Never did Lott address the circumstances leading up to Thurmond's 1948 run for
the presidency. In 1946, on a roadside in Monroe, Ga., a white mob murdered a
black World War II veteran, his wife, and two of their friends. One of the
corpses was found with 180 bullet holes in it. President Truman was so horrified,
he began a campaign to pass new civil rights laws and more vigorously enforce
those already existing. In retaliation, Thurmond and a handful of others split
from the party, denouncing Truman for trying to undermine the "Southern way of
life."
The desegregation movement was a great moment in American history because it
represented a rededication to the principles of the Declaration of Independence:
all men are created equal and it is wrong for the government to distinguish
between individuals because of their race. But it should come as no surprise that
a prominent Republican soullessly mouths the words of regret over his seeming to
endorse the "discarded policies of the past." Conservatives simply do not believe
in the Declaration's principles.
In 1993, Russell Kirk (who preceded Robert Bork as America's leading
conservative intellectual) told a Heritage Foundation audience: "don't I believe
in equality of opportunity? No, friends, I do not. The thing is not possible.

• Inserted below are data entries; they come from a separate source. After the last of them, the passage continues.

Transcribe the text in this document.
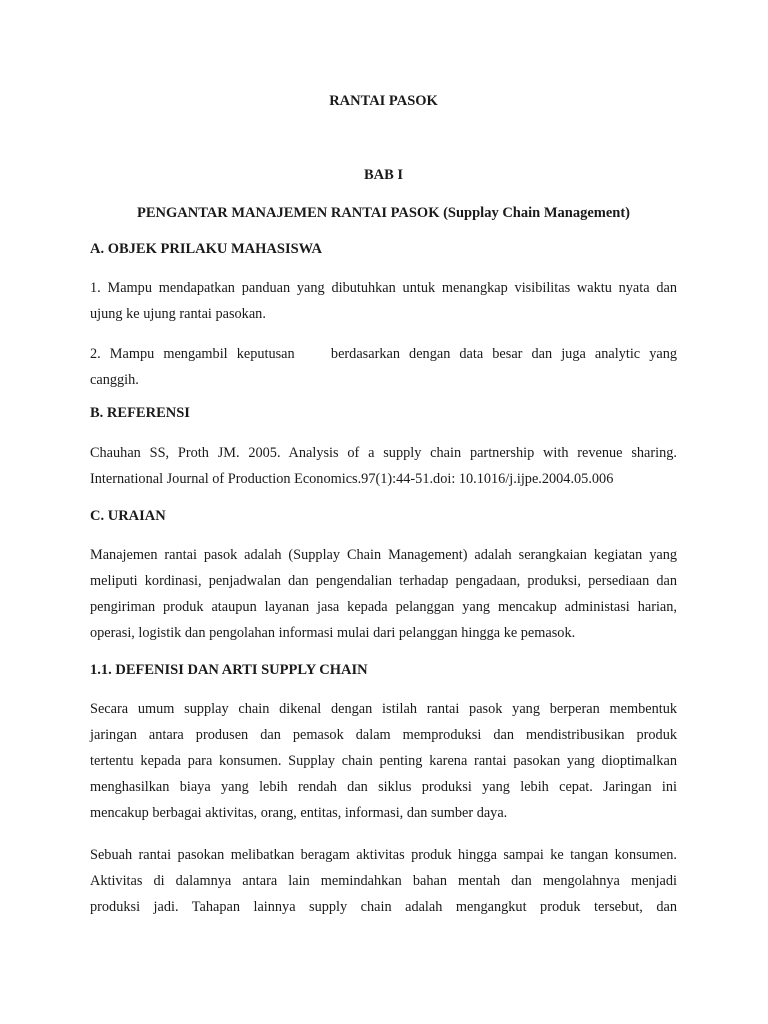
RANTAI PASOK
BAB I
PENGANTAR MANAJEMEN RANTAI PASOK (Supplay Chain Management)
A. OBJEK PRILAKU MAHASISWA
1. Mampu mendapatkan panduan yang dibutuhkan untuk menangkap visibilitas waktu nyata dan
ujung ke ujung rantai pasokan.
2. Mampu mengambil keputusan    berdasarkan dengan data besar dan juga analytic yang
canggih.
B. REFERENSI
Chauhan SS, Proth JM. 2005. Analysis of a supply chain partnership with revenue sharing.
International Journal of Production Economics.97(1):44-51.doi: 10.1016/j.ijpe.2004.05.006
C. URAIAN
Manajemen rantai pasok adalah (Supplay Chain Management) adalah serangkaian kegiatan yang
meliputi kordinasi, penjadwalan dan pengendalian terhadap pengadaan, produksi, persediaan dan
pengiriman produk ataupun layanan jasa kepada pelanggan yang mencakup administasi harian,
operasi, logistik dan pengolahan informasi mulai dari pelanggan hingga ke pemasok.
1.1. DEFENISI DAN ARTI SUPPLY CHAIN
Secara umum supplay chain dikenal dengan istilah rantai pasok yang berperan membentuk
jaringan antara produsen dan pemasok dalam memproduksi dan mendistribusikan produk
tertentu kepada para konsumen. Supplay chain penting karena rantai pasokan yang dioptimalkan
menghasilkan biaya yang lebih rendah dan siklus produksi yang lebih cepat. Jaringan ini
mencakup berbagai aktivitas, orang, entitas, informasi, dan sumber daya.
Sebuah rantai pasokan melibatkan beragam aktivitas produk hingga sampai ke tangan konsumen.
Aktivitas di dalamnya antara lain memindahkan bahan mentah dan mengolahnya menjadi
produksi jadi. Tahapan lainnya supply chain adalah mengangkut produk tersebut, dan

First of all, genetic differences cannot be surmounted between individual and
individual. Thomas Jefferson and the whole school of 'created free and equal'
knew nothing whatsoever of human genetics. Inequality is the natural condition of
human beings. Charity may assist those not favored by nature, but attempts to
impose an artificial equality of condition and intellect, although in the long
run they fail, meanwhile can work great mischief in any society and still
worse damage human nature itself."
Kirk and his supporters may dissemble, but the racial tinge of such words is
undeniable. Compare them, for instance, to the "cornerstone speech" of
Confederate Vice President Alexander Stephens: "Our new government is founded
upon the great truth that the Negro is not equal to the white man. This truth has
been slow in the process of its development, like all other truths in the various
departments of science. It was so with the principles announced by Galileo. It
was so with Adam Smith and his principles of political economy. It was so with
Harvey and his theory of the circulation of the blood. It is stated that not a
single one of the medical profession, living at the time of the announcement of
the truths made by him, admitted them. Now, they are universally acknowledged.
May we not, therefore, look with confidence to the ultimate universal
acknowledgment of the truths upon which our system rests? . . . With us, all of
the white race, however high or low, rich or poor, are equal in the eye of the
law. Not so with the Negro."
Republicans are absolutely right to cry "Double Standard!" Former KKK dragon
and Democratic Sen. Robert Byrd, for instance, sails neatly by while Jackson and
Sharpton say nothing. But it would be even greater hypocrisy for our leaders to
demand that, say, Yasser Arafat denounce terrorism in every speech, while
minimizing the offensiveness of a Mississippi good ol' boy who tells his audience
that things wouldabin bettah if thar hain't bin nunna dat dee-seg-ruh-gay-shun.